Soon, schoolchildren from across the Pikes Peak region were tramping across Venetucci’s 60-acre pumpkin patch in the weeks before Halloween, hauling away free pumpkins.

As his legend grew, so did the crowds – anywhere from 30,000 to 50,000 children a year. Easily 1 million over 50 years.

“I love the little kiddies,” he said. “I love to go out and spend time with them in the fields.”

He misses them.

Desperately.

As he talks, a stranger rings the doorbell.

It’s Mary Dingley of Colorado Springs. She hands a small, orange pumpkin to Bambi Venetucci, with a card.

“This is from our family to yours,” Dingley said. “You’ve given so much to so many people. So many pumpkins. And now, you don’t have any. We just wanted to do something.”

Another random act of kindness. One of many that have come the Venetuccis’ way in recent days as word spreads of his barren fields.

But instead of smiles, this pumpkin evokes bittersweet emotions. Venetucci is uncomfortable being on the receiving end. Each expression of gratitude reminds him of all he’s missing this year. Of what he may never again enjoy.

“I’ve ridden those tractors to the moon and back,” he said, recalling the ups and downs of farming the dirt along Fountain Creek.

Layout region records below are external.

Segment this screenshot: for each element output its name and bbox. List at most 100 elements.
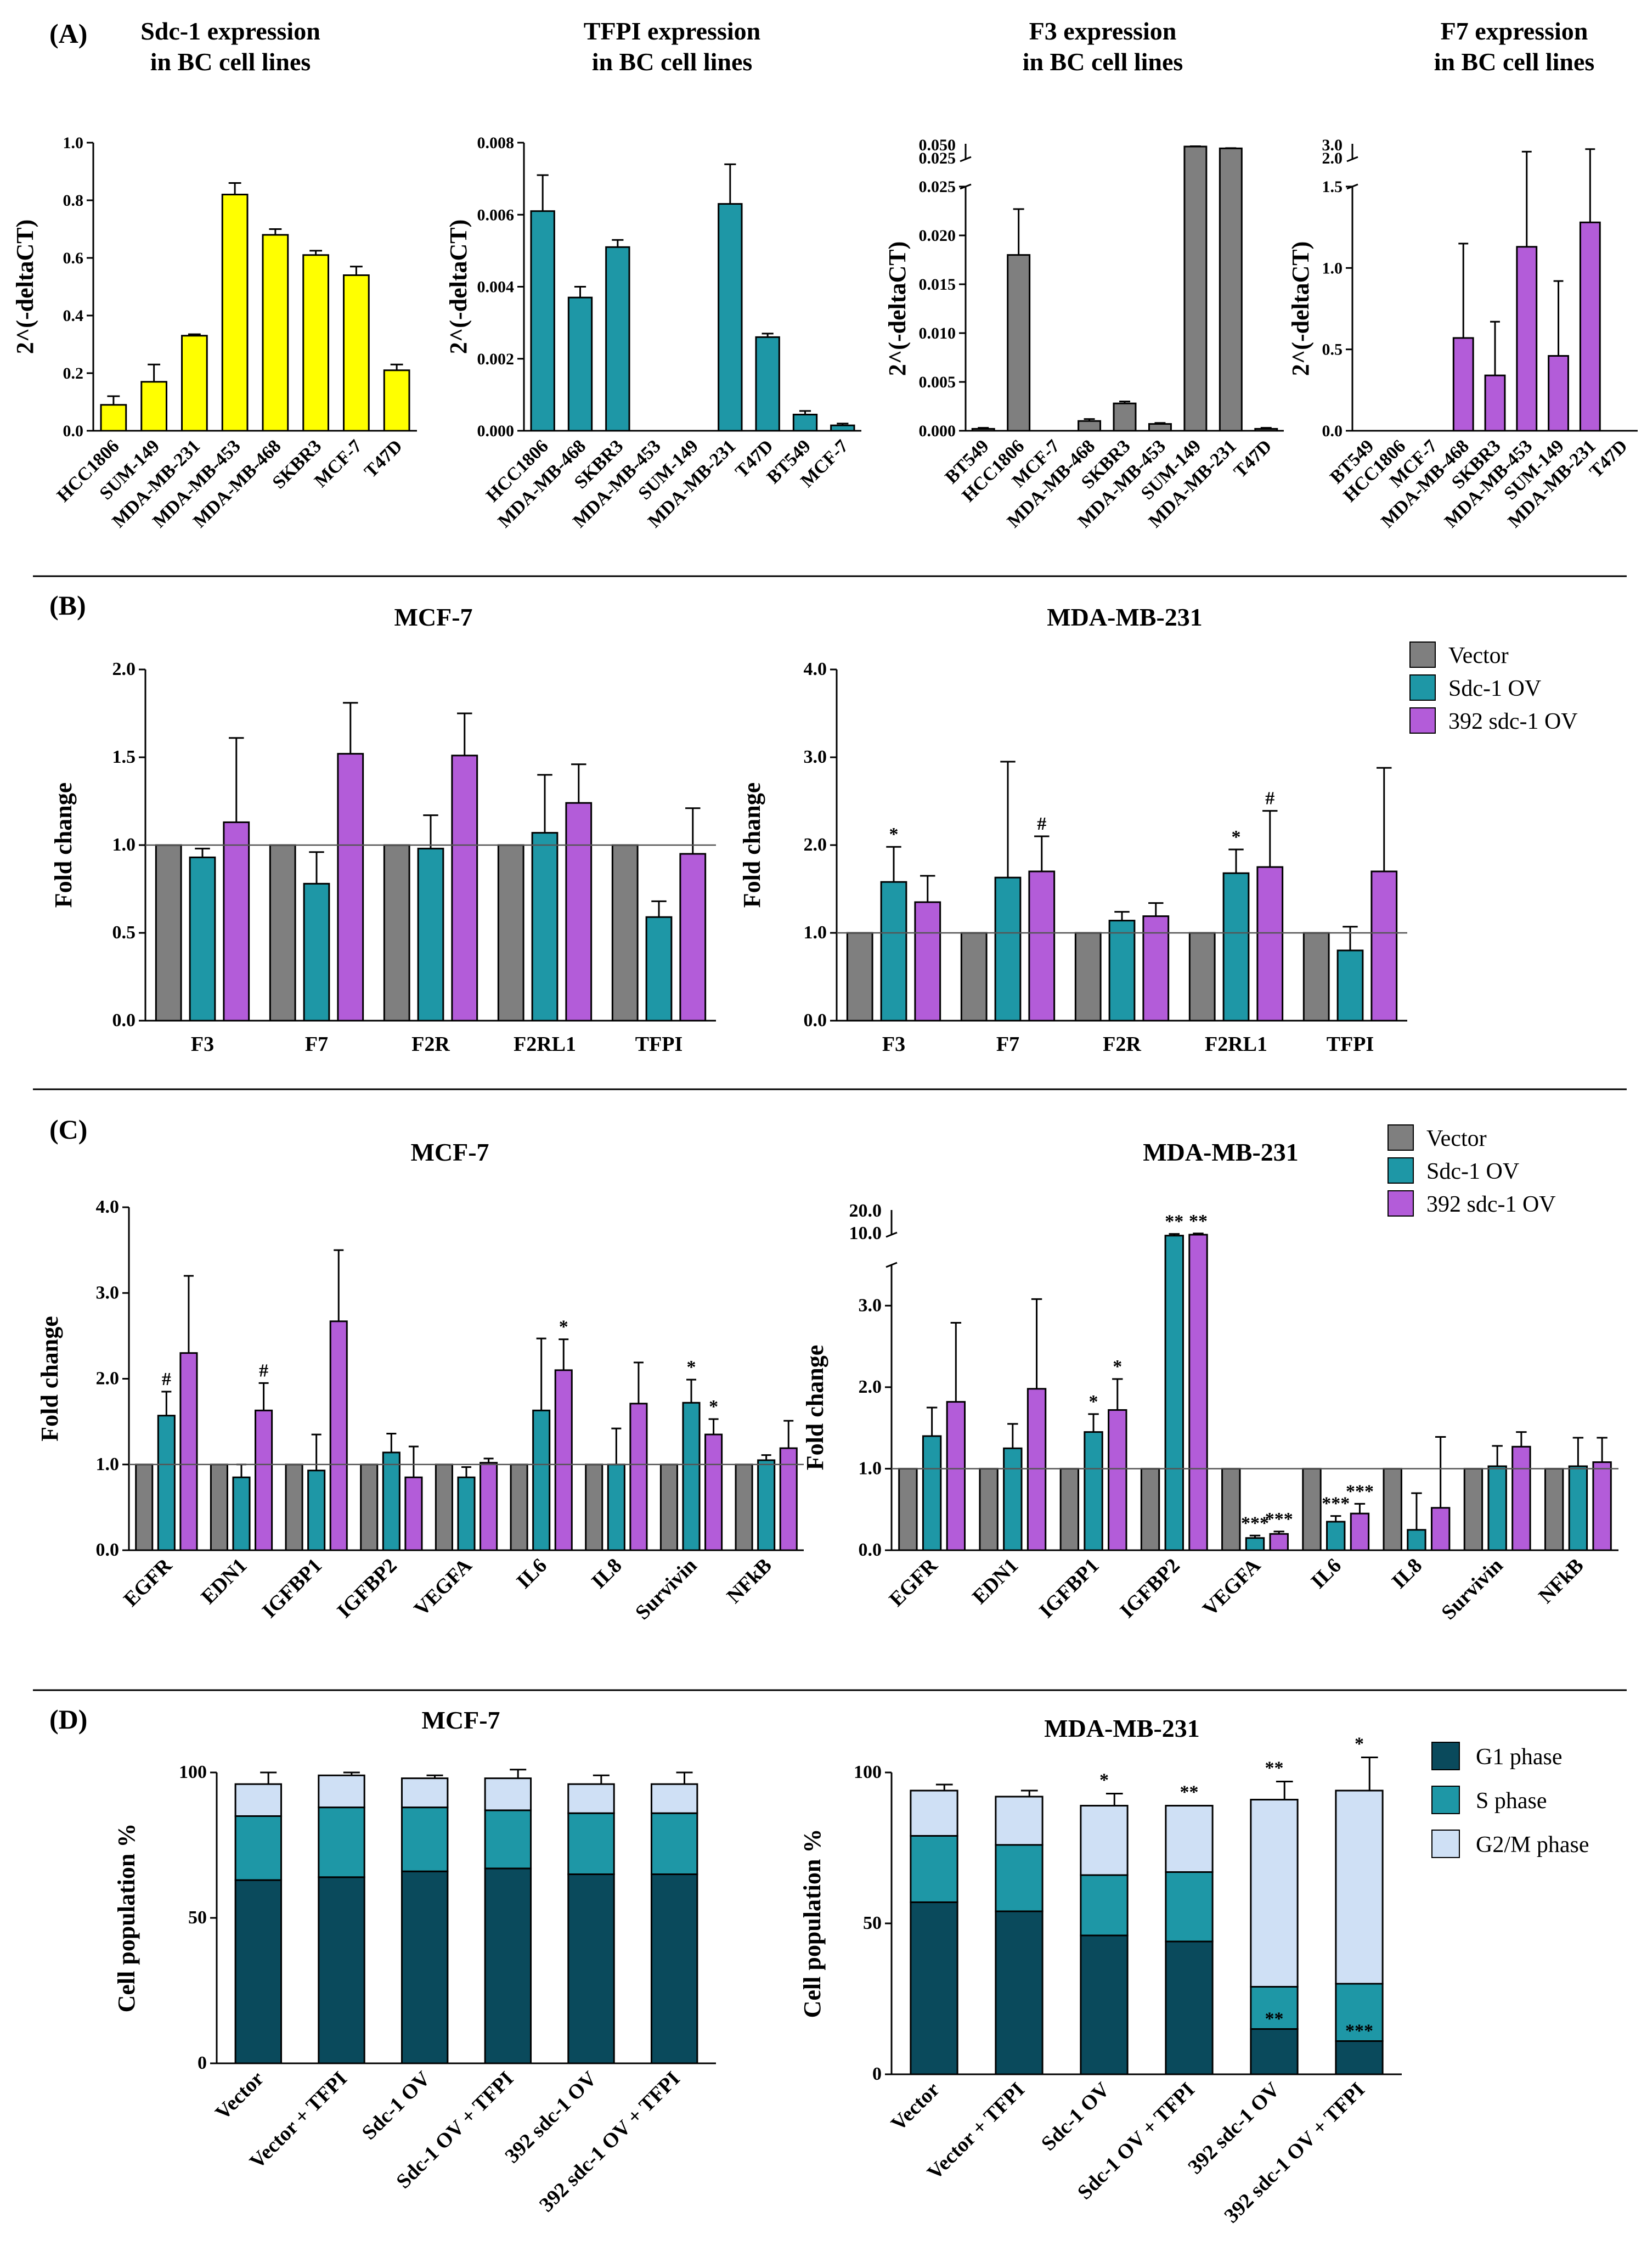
y-tick-label-upper: 0.025: [919, 149, 956, 167]
chart-b1: 0.0 0.5 1.0 1.5 2.0 Fold change MCF-7 F3 F7 F2R F2…: [50, 603, 716, 1056]
y-tick-label: 1.0: [804, 922, 827, 943]
y-tick-label: 3.0: [96, 1282, 120, 1303]
bar-sdc-1-ov: [607, 1464, 625, 1551]
chart-title: in BC cell lines: [592, 48, 753, 76]
bar-sdc-1-ov: [1164, 1235, 1184, 1551]
chart-title: MDA-MB-231: [1044, 1714, 1200, 1742]
bar: [1183, 145, 1208, 432]
y-tick-label: 50: [863, 1913, 882, 1933]
y-tick-label: 0.5: [112, 922, 136, 943]
bar-vector: [1188, 932, 1216, 1022]
legend-label-392: 392 sdc-1 OV: [1448, 709, 1578, 734]
bar-vector: [960, 932, 988, 1022]
bar-segment-g1-phase: [1250, 2028, 1299, 2075]
bar-segment-g2-m-phase: [650, 1783, 698, 1814]
y-tick-label: 0: [198, 2053, 207, 2073]
bar-vector: [659, 1464, 678, 1551]
bar-segment-s-phase: [1250, 1986, 1299, 2030]
bar-segment-g2-m-phase: [1165, 1805, 1214, 1873]
bar-segment-s-phase: [567, 1812, 615, 1875]
y-axis-label: Fold change: [738, 783, 765, 908]
panel-label-a: (A): [49, 18, 87, 49]
bar-vector: [611, 844, 639, 1022]
bar-segment-g1-phase: [567, 1873, 615, 2064]
bar-segment-s-phase: [910, 1835, 958, 1903]
bar: [302, 254, 329, 432]
bar-segment-s-phase: [1335, 1983, 1384, 2042]
bar-392-sdc-1-ov: [946, 1401, 966, 1551]
bar: [383, 369, 410, 432]
bar-sdc-1-ov: [303, 882, 330, 1022]
significance-mark: *: [687, 1357, 696, 1377]
y-tick-label: 1.0: [859, 1458, 882, 1478]
bar: [1254, 427, 1278, 432]
bar-sdc-1-ov: [382, 1451, 401, 1551]
bar-392-sdc-1-ov: [1430, 1507, 1451, 1551]
significance-mark: **: [1265, 2009, 1284, 2029]
bar: [567, 296, 593, 432]
y-tick-label: 4.0: [804, 659, 827, 679]
chart-title: MCF-7: [410, 1138, 489, 1166]
legend-label-392-c: 392 sdc-1 OV: [1426, 1192, 1556, 1217]
bar-vector: [285, 1464, 303, 1551]
axis-break-mark: [960, 156, 972, 162]
bar-vector: [360, 1464, 379, 1551]
bar-segment-g1-phase: [995, 1910, 1044, 2075]
significance-mark: #: [259, 1360, 268, 1381]
legend-label-sdc1: Sdc-1 OV: [1448, 676, 1541, 701]
bar-vector: [269, 844, 296, 1022]
bar-392-sdc-1-ov: [404, 1476, 423, 1551]
y-tick-label: 0.2: [63, 364, 84, 382]
bar-sdc-1-ov: [645, 916, 673, 1022]
bar-392-sdc-1-ov: [704, 1433, 723, 1551]
significance-mark: #: [162, 1369, 171, 1389]
bar-segment-s-phase: [1080, 1874, 1129, 1937]
chart-title: TFPI expression: [584, 17, 760, 45]
x-tick-label: F3: [191, 1033, 214, 1056]
bar-392-sdc-1-ov: [1269, 1533, 1289, 1551]
legend-swatch-g2m: [1431, 1830, 1460, 1858]
bar-392-sdc-1-ov: [255, 1409, 273, 1551]
bar: [1579, 221, 1601, 432]
legend-label-g2m: G2/M phase: [1476, 1832, 1589, 1858]
bar-392-sdc-1-ov: [329, 1320, 348, 1551]
bar-vector: [155, 844, 182, 1022]
legend-swatch-sdc1-c: [1387, 1157, 1414, 1184]
bar-vector: [510, 1464, 528, 1551]
significance-mark: *: [889, 824, 899, 845]
panel-label-b: (B): [49, 590, 86, 621]
bar-segment-g1-phase: [234, 1879, 283, 2064]
bar-segment-g2-m-phase: [910, 1789, 958, 1837]
bar: [718, 203, 743, 432]
bar-sdc-1-ov: [307, 1470, 326, 1551]
y-tick-label: 100: [854, 1762, 882, 1782]
bar-segment-g2-m-phase: [1080, 1805, 1129, 1876]
y-tick-label: 0.000: [919, 422, 956, 440]
bar: [1113, 402, 1137, 432]
bar-vector: [497, 844, 524, 1022]
y-tick-label: 2.0: [859, 1377, 882, 1397]
bar-vector: [1059, 1467, 1080, 1551]
chart-title: Sdc-1 expression: [140, 17, 320, 45]
significance-mark: ***: [1345, 2021, 1373, 2041]
y-tick-label: 2.0: [112, 659, 136, 679]
legend-label-sdc1-c: Sdc-1 OV: [1426, 1159, 1519, 1184]
y-tick-label: 1.5: [1322, 178, 1343, 196]
legend-groups-b: Vector Sdc-1 OV 392 sdc-1 OV: [1409, 641, 1578, 734]
bar-segment-s-phase: [234, 1815, 283, 1881]
x-tick-label: F2R: [1103, 1033, 1141, 1056]
y-tick-label: 0.000: [477, 422, 515, 440]
panel-label-d: (D): [49, 1704, 87, 1735]
legend-swatch-392-c: [1387, 1190, 1414, 1217]
y-tick-label: 0.004: [477, 278, 515, 296]
significance-mark: **: [1165, 1212, 1183, 1232]
y-tick-label: 0.0: [96, 1540, 120, 1560]
bar-392-sdc-1-ov: [779, 1447, 798, 1551]
significance-mark: ***: [1346, 1481, 1374, 1501]
y-axis-label: Fold change: [50, 783, 77, 908]
bar-segment-g2-m-phase: [1335, 1789, 1384, 1985]
bar-392-sdc-1-ov: [1592, 1461, 1612, 1551]
bar-vector: [383, 844, 410, 1022]
bar-vector: [979, 1467, 999, 1551]
legend-swatch-s: [1431, 1786, 1460, 1814]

Memories come flooding out:

His budding career in minor league baseball that was cut short by the Great Depression and the family’s need of his help on the ranch.

Selling 800-some acres of the family farm – leaving him just 210 acres – to the U.S. Army for $10 an acre to establish Camp Carson.

German and Italian prisoners of war helping clear his fields for planting during World War II.

Discovering an aquifer that allowed him to irrigate and grow vegetables and save The Broadmoor resort during a 1950s drought.

Selling tons of sweet corn, cabbage, beans, rhubarb, peas and, of course, pumpkins, over the years.

He pauses at pictures of his parents – coal miner Nicholas Venetucci and his wife, Marguerita, Italian immigrants who came to Colorado in the late 1800s, eventually settling a farm in Papeton, near what is now Fillmore and Nevada avenues.

“I’m the last one left,” he said wistfully, ticking off the deaths of his parents, his four brothers and two sisters.

His smile returns as he enters a small room filled with mementos: honors and awards from governors, mayors, community groups and, most importantly, his beloved schoolchildren.

Perhaps they mean so much because he has no children of his own, a visitor suggests.

“I’ve got more children than anybody in this town,” Venetucci shoots back, again smiling broadly.

Asked what he remembers most from half a century of giving away pumpkins, Venetucci  answers quickly.

“My favorite memory,” he said, “is the smiling faces of children as they walk up and down the fields looking for their special pumpkins.”